Él abre la ventana y se inclina hacia la calle. No hay nadie en la acera. Gira la cabeza a izquierda y derecha, duda. Están las farolas, su pálido halo luminoso, las macetas de flores, en las que se mezclan helechos y geranios, balanceándose suavemente, formando vacilantes manchas de color.
Escruta la oscuridad. Se dispone a cerrar los dos batientes cuando oye una vocecita:
—Philippe…
Se inclina, escudriña de nuevo, pero esta vez poniendo mucha atención, registrando todas las sombras, todas las manchas negras; sus ojos desmenuzan los arbustos y los árboles, la verja negra que rodea el parquecito, el espacio entre los coches aparcados a lo largo de las aceras. Atisba una silueta en la noche. Un impermeable blanco, una mujer. Una mujer a la que cree reconocer… Parpadea, piensa no es posible, ella está en París, no responde a mis cartas, a las flores que le envío y pregunta:
—¿Eres tú, Joséphine?
Ella se sube el cuello del impermeable blanco, lo cierra con las dos manos. Tiembla al haber oído su voz. Tiene las manos frías, está nerviosa. Le da vergüenza estar esperándole en la calle. Insistir como una mujer que se impone. Después la vergüenza se desvanece. Un escalofrío de júbilo le obliga a apretar los dientes, pero consigue sonreír y lanza en un suspiro:
—Sí.
—¿Joséphine? ¿Eres tú?
Él no da crédito. Ha esperado demasiado para pensar que está ahí. Ha aprendido a ser paciente, humilde, despreocupado, ha aprendido a quitarse tantas cosas de encima…, se dice que no es posible, quiere volver a cerrar la ventana, pero se inclina más para escuchar la oscuridad.

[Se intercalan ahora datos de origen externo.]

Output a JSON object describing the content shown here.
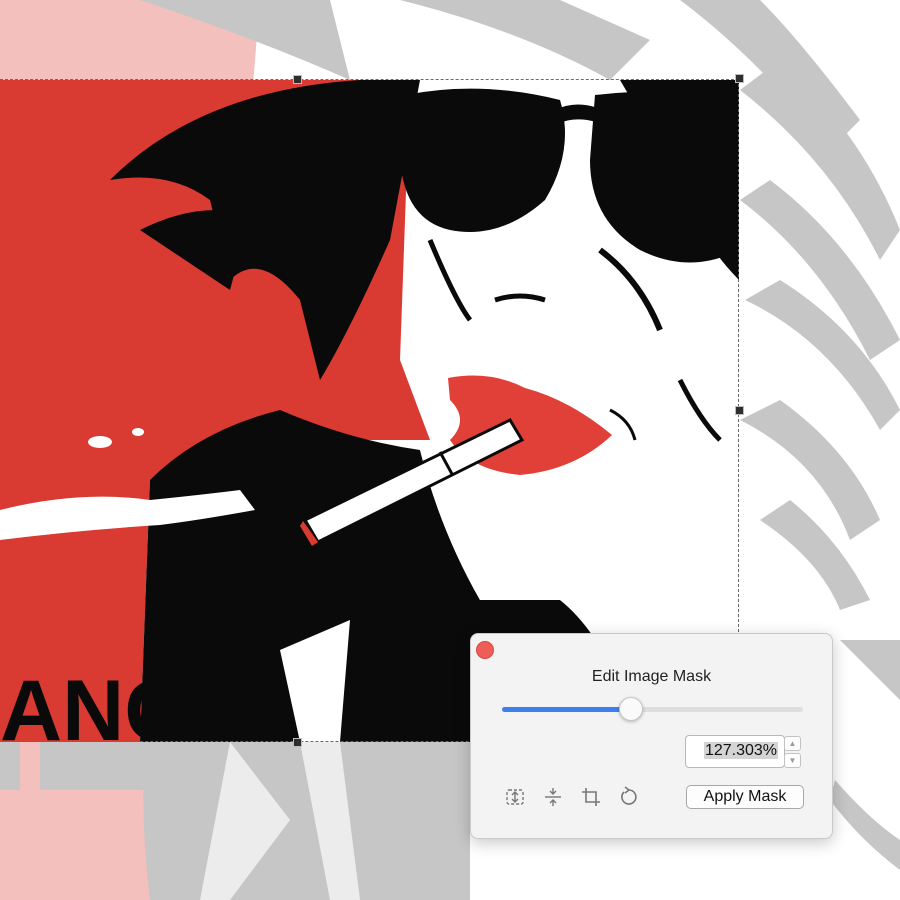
{
  "mask_panel": {
    "title": "Edit Image Mask",
    "scale_value": "127.303%",
    "slider_fraction": 0.427,
    "apply_label": "Apply Mask",
    "tools": [
      "fit-icon",
      "center-icon",
      "crop-icon",
      "rotate-icon"
    ]
  },
  "artwork": {
    "visible_text": "ANG"
  },
  "colors": {
    "accent": "#3e7ff0",
    "close": "#ee5d56",
    "art_red": "#d93a32",
    "faded_red": "#f3c0bd",
    "faded_gray": "#c6c6c6"
  }
}
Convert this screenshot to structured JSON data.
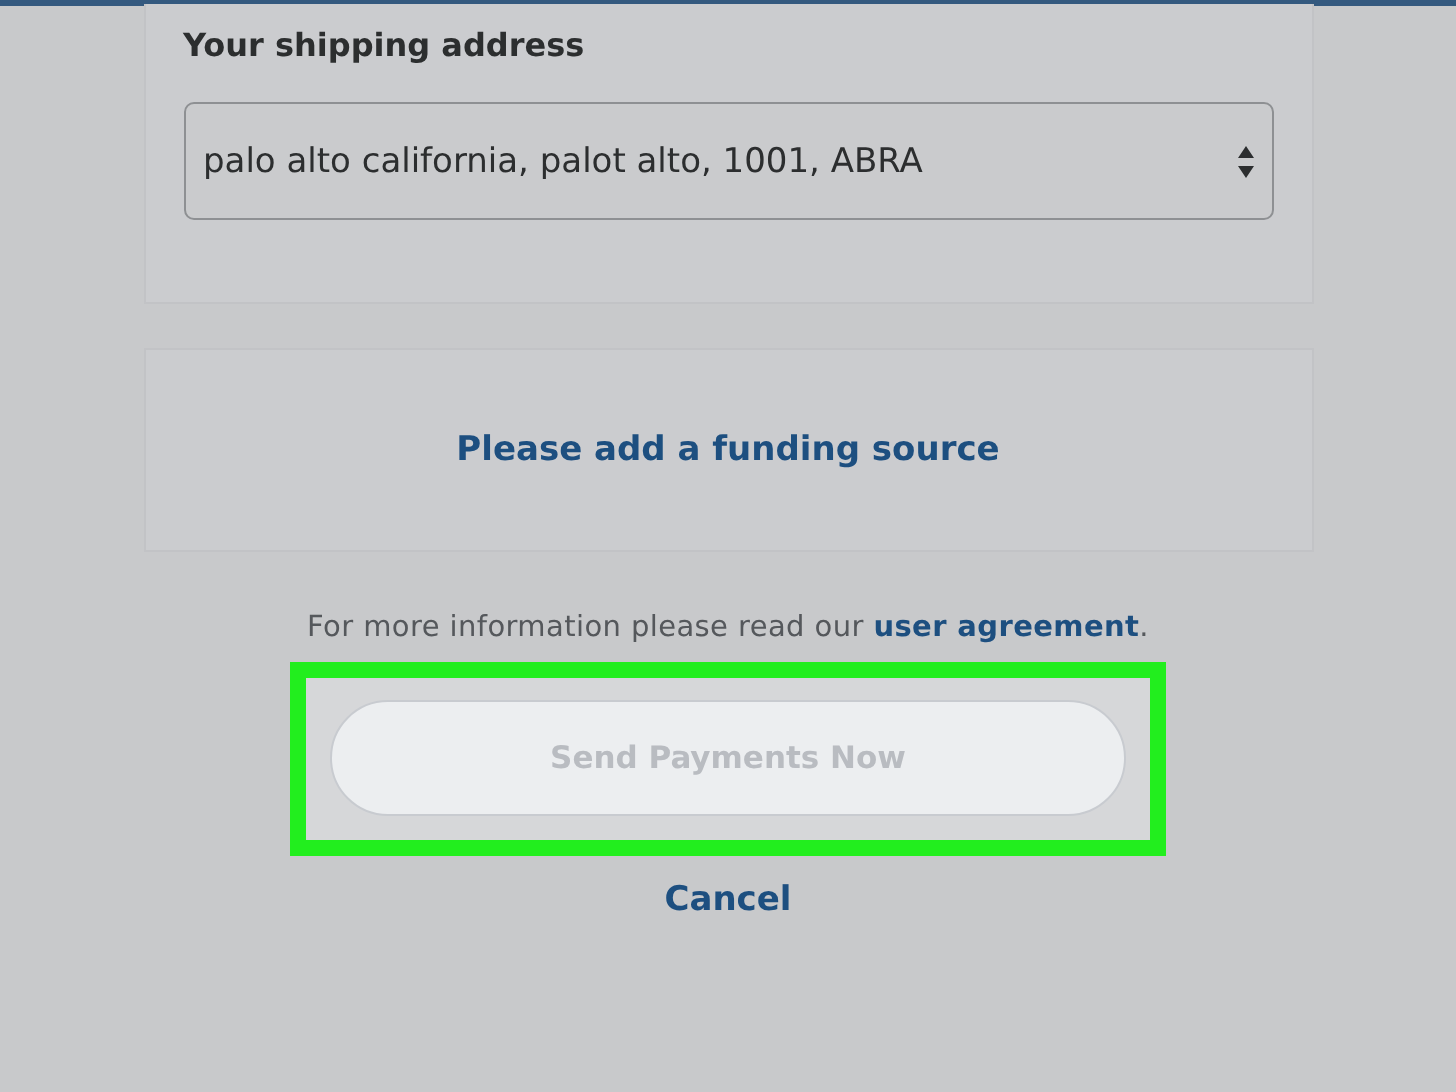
{
  "shipping": {
    "label": "Your shipping address",
    "value": "palo alto california, palot alto, 1001, ABRA"
  },
  "funding": {
    "link": "Please add a funding source"
  },
  "info": {
    "text": "For more information please read our ",
    "link": "user agreement",
    "end": "."
  },
  "send_button": {
    "label": "Send Payments Now",
    "disabled": true,
    "highlighted": true
  },
  "cancel": {
    "label": "Cancel"
  }
}
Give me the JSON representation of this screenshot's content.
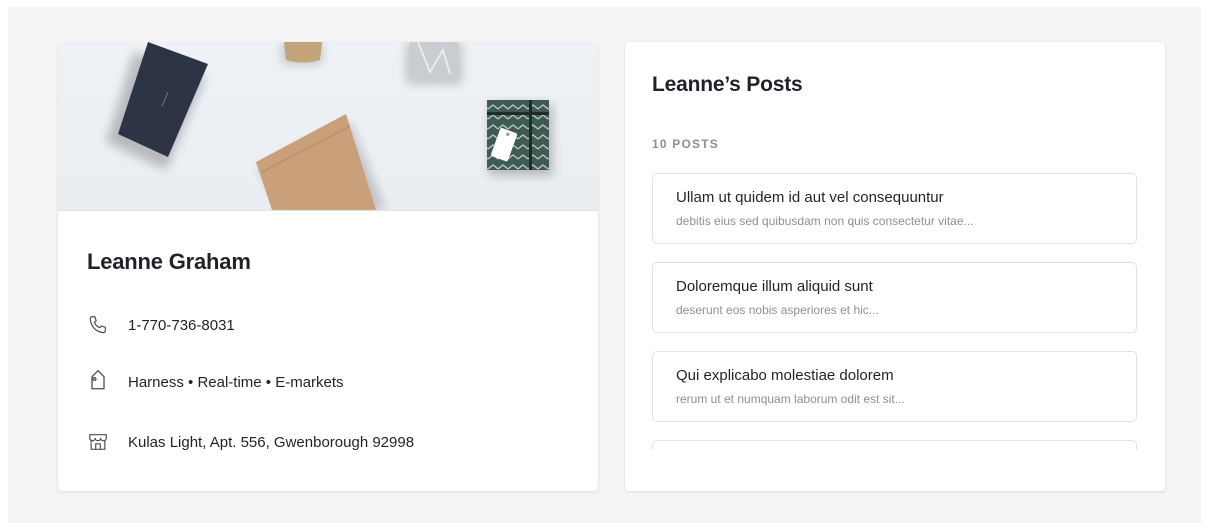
{
  "profile": {
    "name": "Leanne Graham",
    "phone": "1-770-736-8031",
    "tags": "Harness • Real-time • E-markets",
    "address": "Kulas Light, Apt. 556, Gwenborough 92998",
    "icons": {
      "phone": "phone-icon",
      "tags": "tag-icon",
      "address": "store-icon"
    }
  },
  "posts": {
    "title": "Leanne’s Posts",
    "count_label": "10 POSTS",
    "items": [
      {
        "title": "Ullam ut quidem id aut vel consequuntur",
        "excerpt": "debitis eius sed quibusdam non quis consectetur vitae..."
      },
      {
        "title": "Doloremque illum aliquid sunt",
        "excerpt": "deserunt eos nobis asperiores et hic..."
      },
      {
        "title": "Qui explicabo molestiae dolorem",
        "excerpt": "rerum ut et numquam laborum odit est sit..."
      },
      {
        "title": "",
        "excerpt": ""
      }
    ]
  },
  "colors": {
    "page_bg": "#f5f5f6",
    "card_bg": "#ffffff",
    "text_primary": "#1f2328",
    "text_muted": "#8b9098",
    "border": "#dfe3e9"
  }
}
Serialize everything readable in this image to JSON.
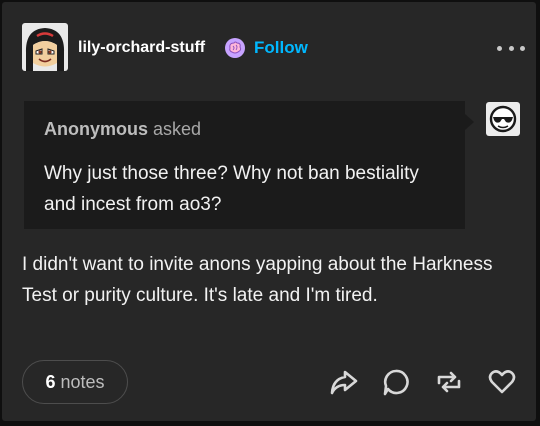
{
  "post": {
    "blog_name": "lily-orchard-stuff",
    "follow_label": "Follow",
    "ask": {
      "asker": "Anonymous",
      "verb": "asked",
      "question": "Why just those three? Why not ban bestiality and incest from ao3?"
    },
    "answer": "I didn't want to invite anons yapping about the Harkness Test or purity culture. It's late and I'm tired.",
    "notes": {
      "count": "6",
      "label": "notes"
    },
    "icons": {
      "avatar": "blog-avatar",
      "badge": "brain-badge-icon",
      "more": "more-options-icon",
      "anon_avatar": "anonymous-sunglasses-icon",
      "share": "share-icon",
      "reply": "reply-icon",
      "reblog": "reblog-icon",
      "like": "heart-icon"
    },
    "colors": {
      "accent": "#00b8ff",
      "card": "#272727",
      "ask_background": "#1b1b1b"
    }
  }
}
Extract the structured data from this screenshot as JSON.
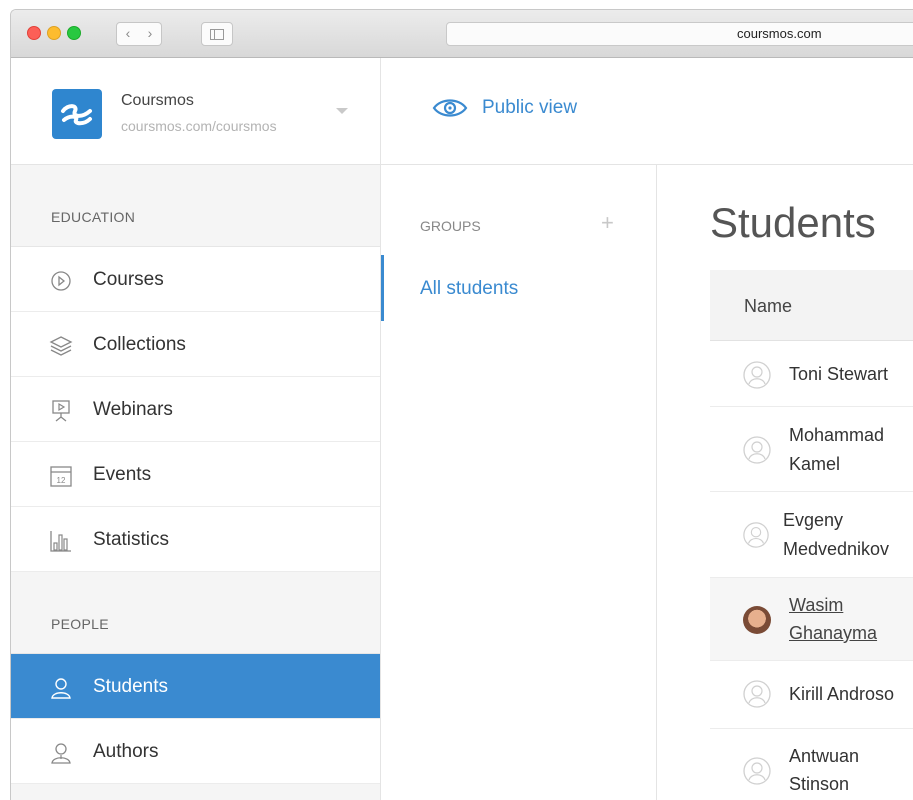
{
  "browser": {
    "url": "coursmos.com",
    "back_glyph": "‹",
    "forward_glyph": "›"
  },
  "brand": {
    "name": "Coursmos",
    "url": "coursmos.com/coursmos",
    "logo_color": "#2f86cf"
  },
  "topbar": {
    "public_view_label": "Public view"
  },
  "sidebar": {
    "sections": [
      {
        "title": "EDUCATION",
        "items": [
          {
            "label": "Courses",
            "icon": "play-circle-icon"
          },
          {
            "label": "Collections",
            "icon": "layers-icon"
          },
          {
            "label": "Webinars",
            "icon": "presentation-icon"
          },
          {
            "label": "Events",
            "icon": "calendar-icon",
            "calendar_day": "12"
          },
          {
            "label": "Statistics",
            "icon": "bar-chart-icon"
          }
        ]
      },
      {
        "title": "PEOPLE",
        "items": [
          {
            "label": "Students",
            "icon": "user-icon",
            "active": true
          },
          {
            "label": "Authors",
            "icon": "author-icon"
          }
        ]
      }
    ]
  },
  "groups": {
    "heading": "GROUPS",
    "add_glyph": "+",
    "items": [
      {
        "label": "All students",
        "active": true
      }
    ]
  },
  "students": {
    "title": "Students",
    "column_name": "Name",
    "rows": [
      {
        "line1": "Toni Stewart",
        "line2": ""
      },
      {
        "line1": "Mohammad",
        "line2": "Kamel"
      },
      {
        "line1": "Evgeny",
        "line2": "Medvednikov"
      },
      {
        "line1": "Wasim",
        "line2": "Ghanayma",
        "photo": true,
        "link": true
      },
      {
        "line1": "Kirill Androso",
        "line2": ""
      },
      {
        "line1": "Antwuan",
        "line2": "Stinson"
      }
    ]
  },
  "colors": {
    "accent": "#3a8ad0",
    "sidebar_bg": "#f5f5f5"
  }
}
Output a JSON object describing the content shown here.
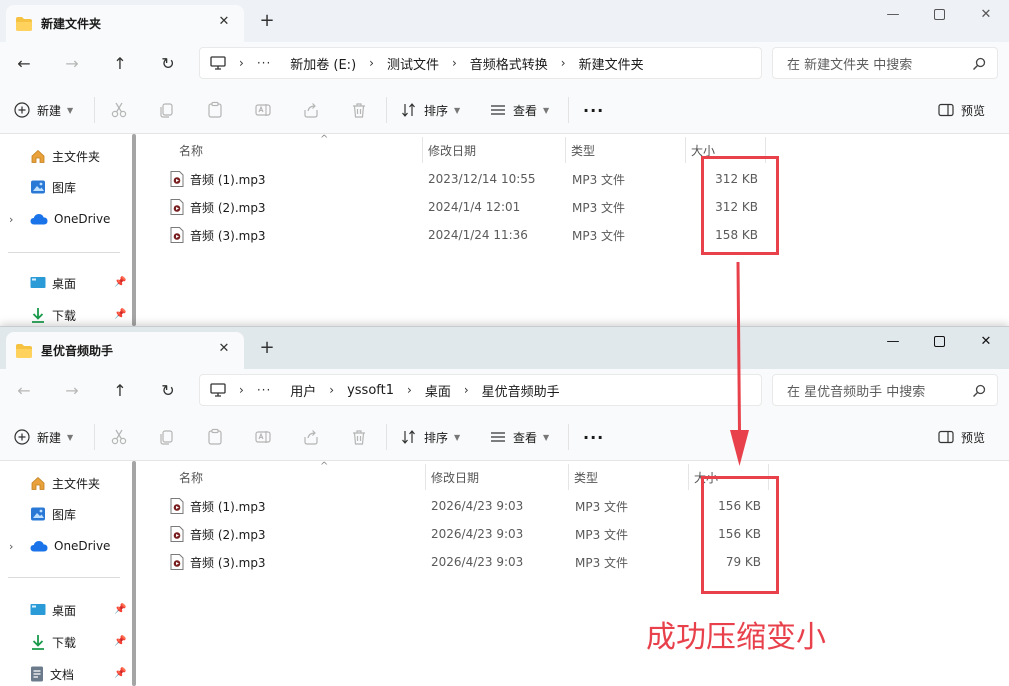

—Soy yo —repite ella ajustándose el cuello del impermeable.
Él piensa que no está soñando. O que se ha vuelto loco. En ese instante, sólo depende de él ser un hombre razonable, un hombre que vuelve a cerrar la ventana y regresa a su sitio en el salón iluminado encogiéndose de hombros. Un hombre que no cree que una mujer pueda esperar en plena noche y lanzar piedrecitas contra los cristales para decirle que ha cruzado el canal de la Mancha para volver a verle.
Se da la vuelta. Ve a Becca y a Alexandre en una esquina del salón, están viendo la televisión. Dottie se ha marchado por la tarde, ha dejado una nota sobre la cómoda de la habitación. Ha encontrado un nuevo trabajo, vuelve a vivir en su casa. Le agradece haberla alojado. Le hubiera gustado quedarse, pero ese no era su sitio, lo sabe. Lo ha comprendido. Una nota melancólica, pero una nota diciendo que se va. Él no siente tristeza al leer esas palabras. Siente alivio. Agradece que se haya marchado sin montar una escena ni derramar lágrimas.
Hace un último intento, el intento de un hombre insensato que cree en las apariciones que lanzan piedras, y se dirige nuevamente a la noche negra, a la acera donde quizás no hay nadie.
—Has venido…
—Aquí estoy…
—¿Tú? ¿Eres tú de verdad?
Se inclina por encima del balcón. Dobla todo el cuerpo, busca, escudriña, inventa quizás.
—Estoy aquí —vuelve a decir ella—. He venido a decirte que ya no tengo miedo.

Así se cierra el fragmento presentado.